O desejo de perpetuação do próprio gen individual de cada ser humano (impulso vital) não é dotado de todo o domínio da verdade. Ela esconde-se atrás de um illusio que determina por onde o gen deve atacar. Se o legado e a vida após a morte representavam o illusio do gen de antes da modernidade, a própria força do gen, pela lógica do erro e do acerto, ampliou a acumulação do conhecimento conforme a sociedade foi crescendo de tamanho e atualizou a noção contemporânea de verdade: o aumento de uma comunidade impulsiona a capacidade que a humanidade tem de percepção da realidade, e a verdade se torna progressivamente mais clara, quanto maiores são as bibliotecas; para que mais gens se perpetuem, a ciência se desenvolve mais, chegando o conhecimento humano a um ponto em que o ateísmo e o medo da morte encerram a vida além-mundo, a ideia de legado e até a importância instintiva da transgeracionalidade genética. Nasce o desejo instintivo pela imortalidade na Terra, e ocorre o desenvolvimento do conflito entre duas razões básicas, que inauguram o mundo pós-deus: a razão para a imortalidade terrena e a razão para a vida única. O instinto humano de preservação da vida, observando-se a sociedade como um todo, se percebe mais facilmente - e com força dominante -, tendo a expectativa média de vida apenas se alongado com o progresso técnico e científico. Essa parece ser a tendência da humanidade em seu conjunto, perseguir a razão instintiva, da imortalidade. Mas os artistas decadentistas, por outro lado, talvez dos poucos que experimentaram a razão da vida única, mostram a latência dessa razão, cada vez mais percebida no drama "microscópico" da vida cotidiana, e que parece ser mais racional, sabendo-se da improbabilidade de se alcançar a imortalidade no prazo de uma vida atual. Esse me parece ser o embate ideológico estruturante desde que a humanidade passou pelos séculos das luzes e das dores: filisteísmo, longevidade e imortalidade de um lado e decadentismo, hedonismo e tragédia da vida de outro.

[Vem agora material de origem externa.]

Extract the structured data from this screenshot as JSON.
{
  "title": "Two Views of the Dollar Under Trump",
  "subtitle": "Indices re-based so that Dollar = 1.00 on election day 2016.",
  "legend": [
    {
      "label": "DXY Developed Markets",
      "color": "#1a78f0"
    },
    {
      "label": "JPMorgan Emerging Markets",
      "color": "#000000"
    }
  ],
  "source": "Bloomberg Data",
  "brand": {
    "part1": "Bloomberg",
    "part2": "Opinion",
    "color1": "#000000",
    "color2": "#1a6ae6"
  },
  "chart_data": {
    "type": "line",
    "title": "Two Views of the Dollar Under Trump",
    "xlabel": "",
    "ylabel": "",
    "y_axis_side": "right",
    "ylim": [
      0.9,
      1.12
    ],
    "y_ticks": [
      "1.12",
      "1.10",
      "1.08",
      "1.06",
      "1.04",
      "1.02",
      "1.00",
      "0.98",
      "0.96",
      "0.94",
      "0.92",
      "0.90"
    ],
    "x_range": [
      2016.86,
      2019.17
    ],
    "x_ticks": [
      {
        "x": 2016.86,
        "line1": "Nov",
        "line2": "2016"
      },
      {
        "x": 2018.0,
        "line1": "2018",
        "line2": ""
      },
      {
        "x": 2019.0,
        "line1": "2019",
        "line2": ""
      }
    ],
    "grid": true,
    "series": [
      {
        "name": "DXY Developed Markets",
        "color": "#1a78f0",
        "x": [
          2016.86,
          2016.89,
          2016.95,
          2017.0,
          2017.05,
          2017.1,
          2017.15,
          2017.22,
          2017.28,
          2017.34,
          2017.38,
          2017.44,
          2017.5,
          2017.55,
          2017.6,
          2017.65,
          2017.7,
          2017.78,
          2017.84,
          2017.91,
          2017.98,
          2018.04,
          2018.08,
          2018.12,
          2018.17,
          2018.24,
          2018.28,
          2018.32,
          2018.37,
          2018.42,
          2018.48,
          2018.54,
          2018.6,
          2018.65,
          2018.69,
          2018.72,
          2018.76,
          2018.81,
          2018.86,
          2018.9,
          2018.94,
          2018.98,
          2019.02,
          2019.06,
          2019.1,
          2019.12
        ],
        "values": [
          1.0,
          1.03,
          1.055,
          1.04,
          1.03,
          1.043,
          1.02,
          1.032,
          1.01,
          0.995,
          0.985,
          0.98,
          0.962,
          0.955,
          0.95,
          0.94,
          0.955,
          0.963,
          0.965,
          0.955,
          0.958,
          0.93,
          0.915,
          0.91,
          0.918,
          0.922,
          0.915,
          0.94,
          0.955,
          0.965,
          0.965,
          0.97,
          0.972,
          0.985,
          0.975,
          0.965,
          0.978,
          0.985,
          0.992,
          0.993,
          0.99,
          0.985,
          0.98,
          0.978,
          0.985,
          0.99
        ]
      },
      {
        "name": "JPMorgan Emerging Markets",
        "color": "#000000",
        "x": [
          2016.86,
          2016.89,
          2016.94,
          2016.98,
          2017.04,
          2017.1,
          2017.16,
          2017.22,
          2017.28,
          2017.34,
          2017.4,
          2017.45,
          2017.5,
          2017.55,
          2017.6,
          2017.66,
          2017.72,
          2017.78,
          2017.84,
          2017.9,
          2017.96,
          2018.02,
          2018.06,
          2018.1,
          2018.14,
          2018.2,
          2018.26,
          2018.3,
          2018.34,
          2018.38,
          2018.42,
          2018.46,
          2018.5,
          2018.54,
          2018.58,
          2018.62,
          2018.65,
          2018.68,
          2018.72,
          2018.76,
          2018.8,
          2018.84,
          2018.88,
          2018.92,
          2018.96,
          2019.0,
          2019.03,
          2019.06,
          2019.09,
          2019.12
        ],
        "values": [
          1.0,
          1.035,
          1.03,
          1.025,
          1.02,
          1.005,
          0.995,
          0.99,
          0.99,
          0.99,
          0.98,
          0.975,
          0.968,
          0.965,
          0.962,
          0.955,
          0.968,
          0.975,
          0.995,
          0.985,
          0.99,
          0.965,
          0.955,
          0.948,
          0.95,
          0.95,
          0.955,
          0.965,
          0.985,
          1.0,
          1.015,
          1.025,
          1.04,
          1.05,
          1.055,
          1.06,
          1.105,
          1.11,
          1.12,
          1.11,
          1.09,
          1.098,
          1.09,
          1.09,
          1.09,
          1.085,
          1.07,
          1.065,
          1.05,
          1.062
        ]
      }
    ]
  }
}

sábado, 12 de agosto de 2017

imortalismo e materialismo histórico: a questão do poder simbólico

Como terá a humanidade chegado a tal ponto que os indivíduos pensam em si, em se enaltecer e em buscar o máximo de vida? A humanidade sempre funcionou sob esse mesmo princípio individualista, que era antes apenas velado por variáveis não atéias. Na atualidade, ele se manifesta baixo o clamor pelo gozo e pela imortalidade, como direitos universais. Para que ele chegasse até esse ponto, existiu um desenvolvimento demográfico que precisou ser ponto em prática, a fim de que o trabalho social produzisse mais, para que o desenvolvimento das sabedorias humanas pudesse ser expandido, e a consciência se aperfeiçoasse. E essa expansão demográfica ocorre por meio de um fenômeno auto-induzido pelo tipo humano, latente desde suas estruturas individuais, que é uma economia natural pelo auto-enaltecimento, ou economia instintiva. Resta, então explicar como esse fenômeno, digamos, teleológico, para ser direto, dispara a partir da dita estrutura individual que possui a sua latência.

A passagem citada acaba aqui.